Due uomini sono stati arrestati dalla Polizia di Stato a Monza dopo aver messo a segno, nel giro di poche ore, due truffe ai danni di altrettante anziane con il classico schema del “falso maresciallo”. Le vittime hanno perso gioielli e contanti per un valore complessivo di decine di migliaia di euro, poi restituiti integralmente grazie al tempestivo intervento degli agenti.

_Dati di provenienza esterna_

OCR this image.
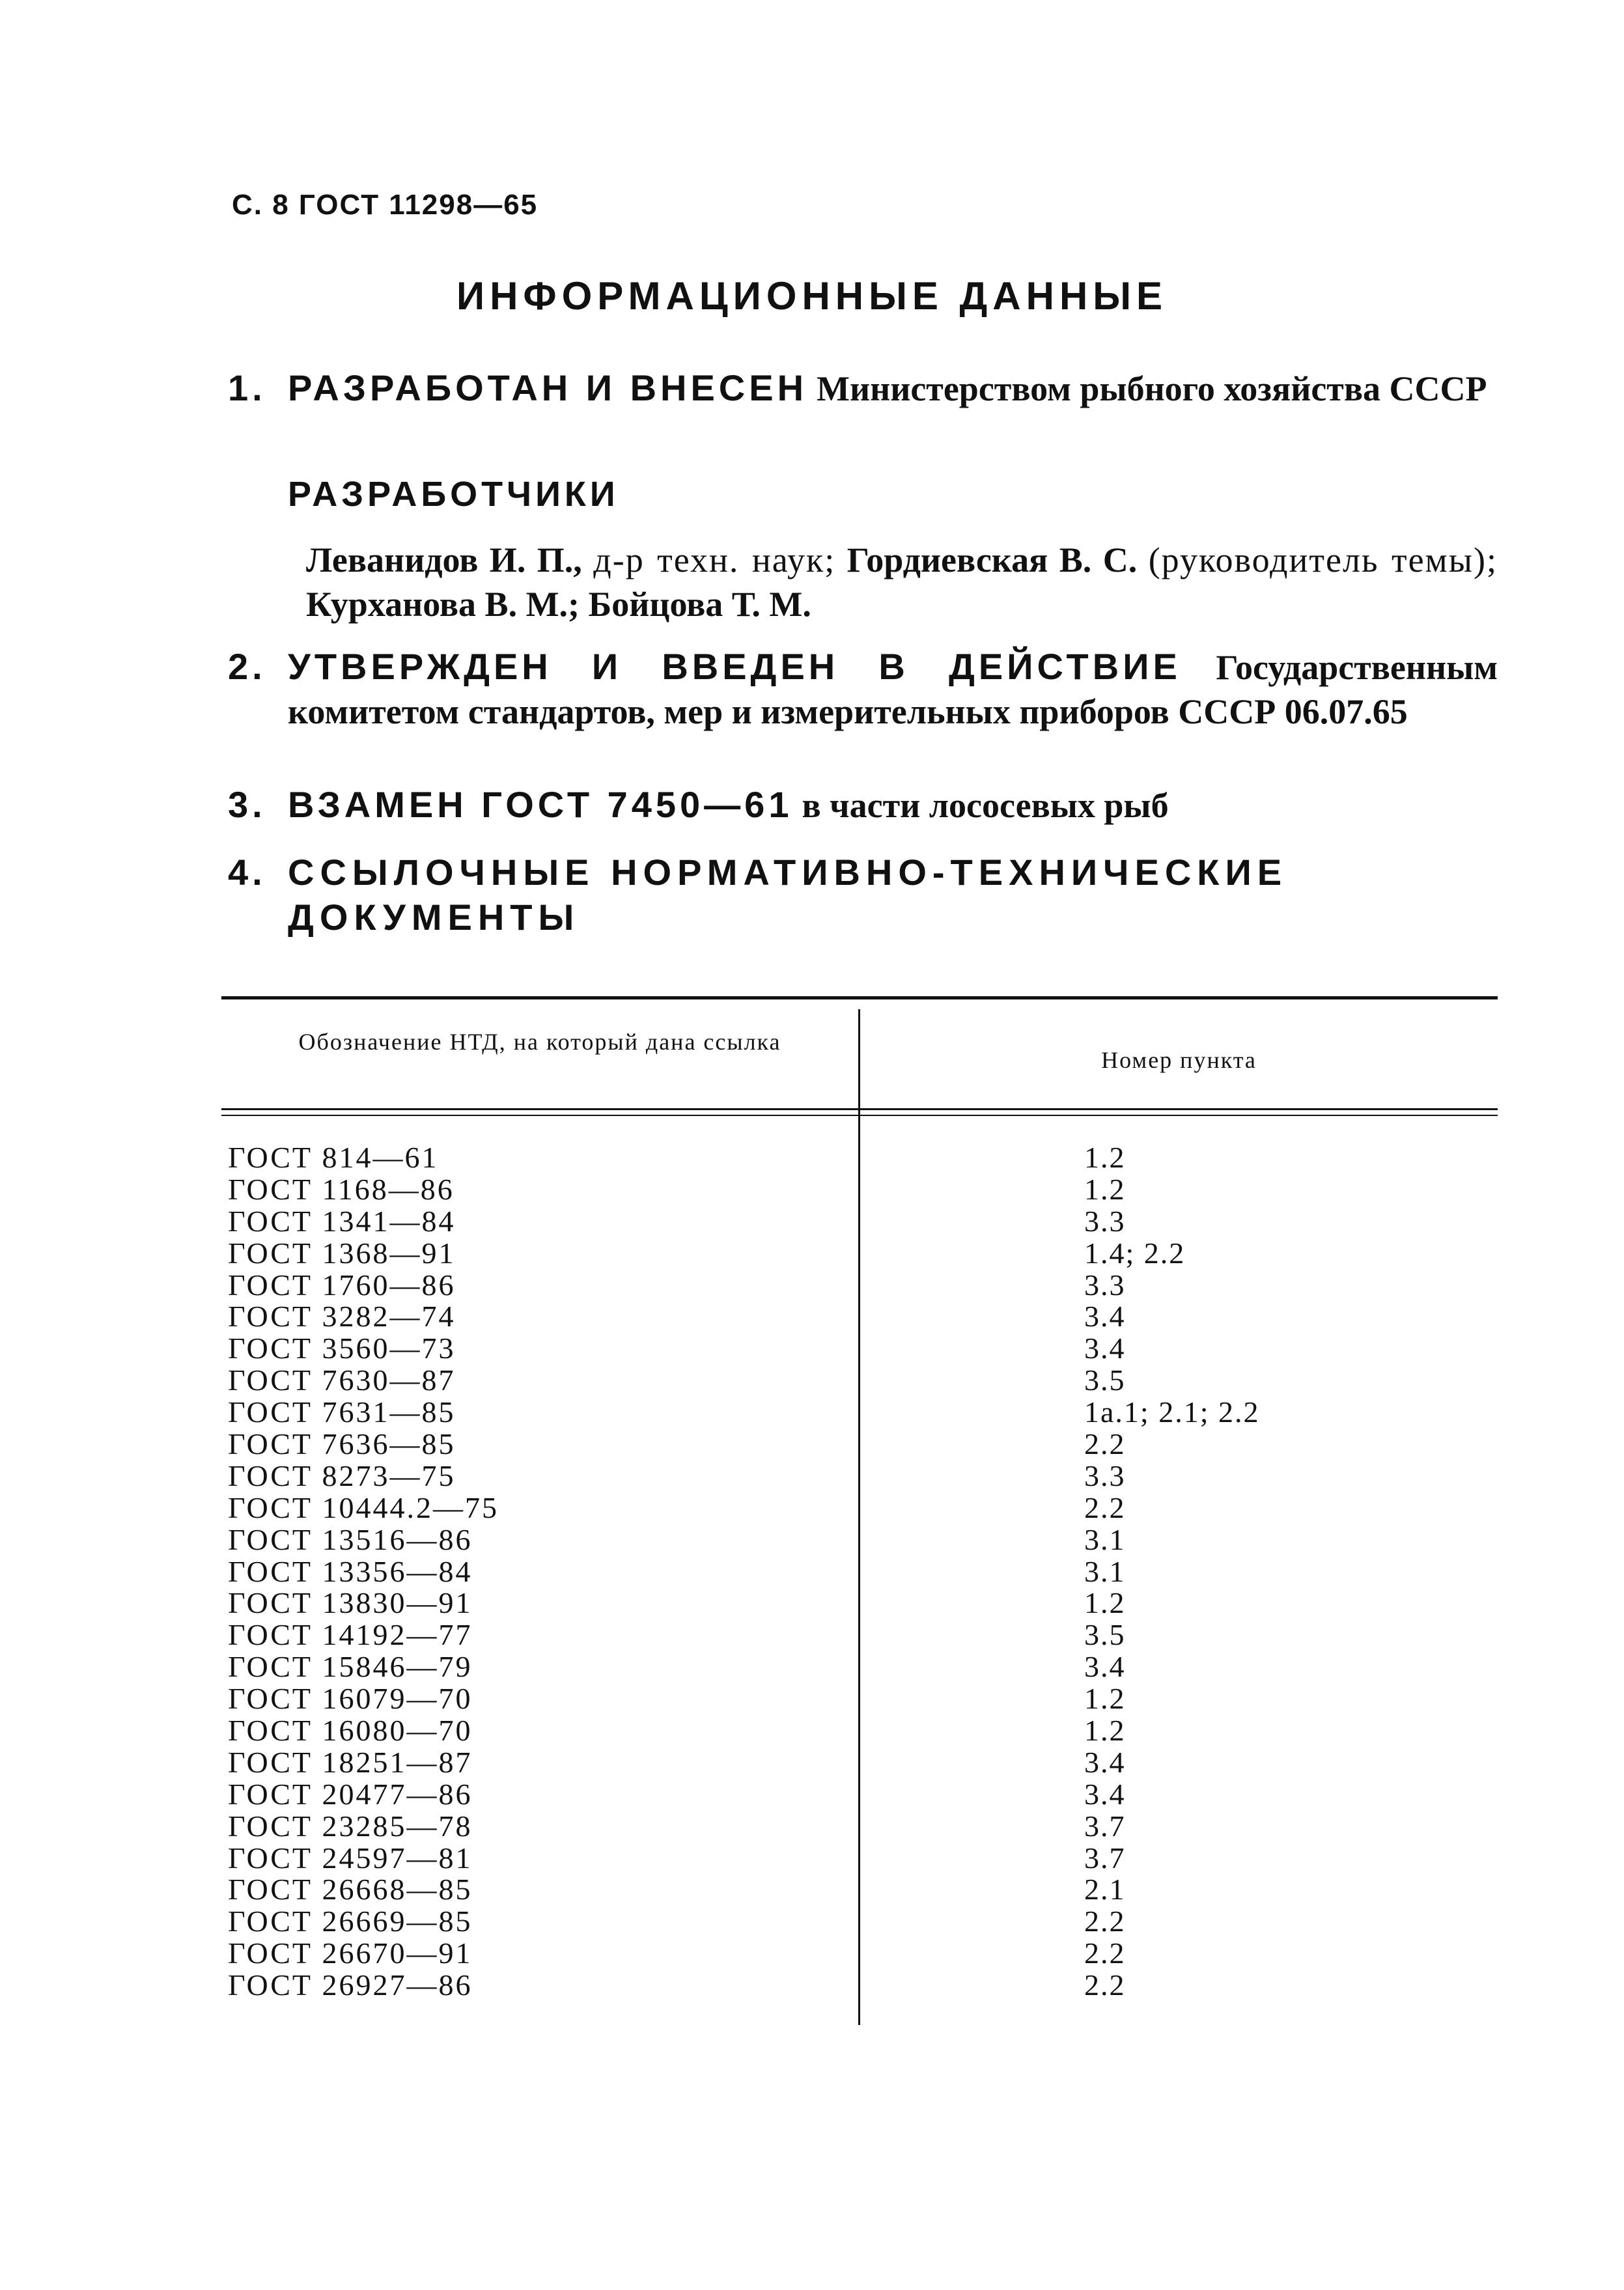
С. 8 ГОСТ 11298—65
ИНФОРМАЦИОННЫЕ ДАННЫЕ
1. РАЗРАБОТАН И ВНЕСЕН Министерством рыбного хозяйства СССР
РАЗРАБОТЧИКИ
Леванидов И. П., д-р техн. наук; Гордиевская В. С. (руководитель темы); Курханова В. М.; Бойцова Т. М.
2. УТВЕРЖДЕН И ВВЕДЕН В ДЕЙСТВИЕ Государственным комитетом стандартов, мер и измерительных приборов СССР 06.07.65
3. ВЗАМЕН ГОСТ 7450—61 в части лососевых рыб
4. ССЫЛОЧНЫЕ НОРМАТИВНО-ТЕХНИЧЕСКИЕ ДОКУМЕНТЫ
Обозначение НТД, на который дана ссылка
Номер пункта
ГОСТ 814—61	1.2
ГОСТ 1168—86	1.2
ГОСТ 1341—84	3.3
ГОСТ 1368—91	1.4; 2.2
ГОСТ 1760—86	3.3
ГОСТ 3282—74	3.4
ГОСТ 3560—73	3.4
ГОСТ 7630—87	3.5
ГОСТ 7631—85	1а.1; 2.1; 2.2
ГОСТ 7636—85	2.2
ГОСТ 8273—75	3.3
ГОСТ 10444.2—75	2.2
ГОСТ 13516—86	3.1
ГОСТ 13356—84	3.1
ГОСТ 13830—91	1.2
ГОСТ 14192—77	3.5
ГОСТ 15846—79	3.4
ГОСТ 16079—70	1.2
ГОСТ 16080—70	1.2
ГОСТ 18251—87	3.4
ГОСТ 20477—86	3.4
ГОСТ 23285—78	3.7
ГОСТ 24597—81	3.7
ГОСТ 26668—85	2.1
ГОСТ 26669—85	2.2
ГОСТ 26670—91	2.2
ГОСТ 26927—86	2.2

Truffa del falso maresciallo, due arresti a Monza
L’operazione è frutto di un lavoro congiunto delle Squadre mobili delle Questure di Milano e di Monza e della Brianza, impegnate nelle ultime settimane in servizi mirati al contrasto delle truffe agli anziani. Proprio pedinando due uomini sospetti individuati nella zona di via Arosio, gli investigatori hanno sventato entrambi i colpi in flagranza.
Rubati gioielli per 20.000 euro con la truffa del falso maresciallo
La prima vittima, una donna non udente, è stata convinta telefonicamente da un sedicente maresciallo dei Carabinieri che alcuni suoi gioielli sarebbero potuti risultare coinvolti in una rapina avvenuta in una gioielleria locale. Per “scongiurare guai giudiziari”, le è stato chiesto di raccogliere tutto l’oro e i contanti di casa e di aspettare l’arrivo di un collega per le verifiche del caso.
Pochi minuti dopo suonava al citofono un complice, che — mentre la donna era ancora al telefono con il truffatore — le sottraeva un sacchetto con sette anelli, quattro collane, due orologi, una collana di perle, spille e bracciali: refurtiva stimata intorno ai 20.000 euro. L’uomo è stato bloccato dagli agenti appena uscito dal palazzo. Il 35enne, residente in provincia di Napoli, è stato arrestato per truffa aggravata. Al processo per direttissima del giorno seguente è stato disposto per lui il divieto di dimora in Lombardia.
Il secondo caso: i gioielli tolti di dosso alla vittima
Più audace il secondo episodio, a Villasanta, ai danni di una donna di 78 anni. Anche in questo caso una serie di telefonate da presunti carabinieri l’ha convinta a preparare i gioielli per un “funzionario del Tribunale”. L’uomo, una volta entrato in casa, non si è limitato a raccogliere quanto già preparato: ha fatto togliere alla vittima anche i gioielli che indossava, approfittando dello stato di confusione in cui l’aveva indotta, e si è dato alla fuga. Fermato immediatamente fuori dallo stabile, è stato trovato in possesso di cinque collanine, sette anelli, cinque orecchini e due ciondoli, tutto in oro.
Il 45enne, già con precedenti specifici per truffe agli anziani, furto e altri reati, è stato arrestato per furto in abitazione. Il giudice ha disposto la custodia cautelare in carcere.
Entrambe le vittime, nel momento in cui hanno formalizzato la denuncia, si sono viste restituire tutti i preziosi e il denaro sottratti.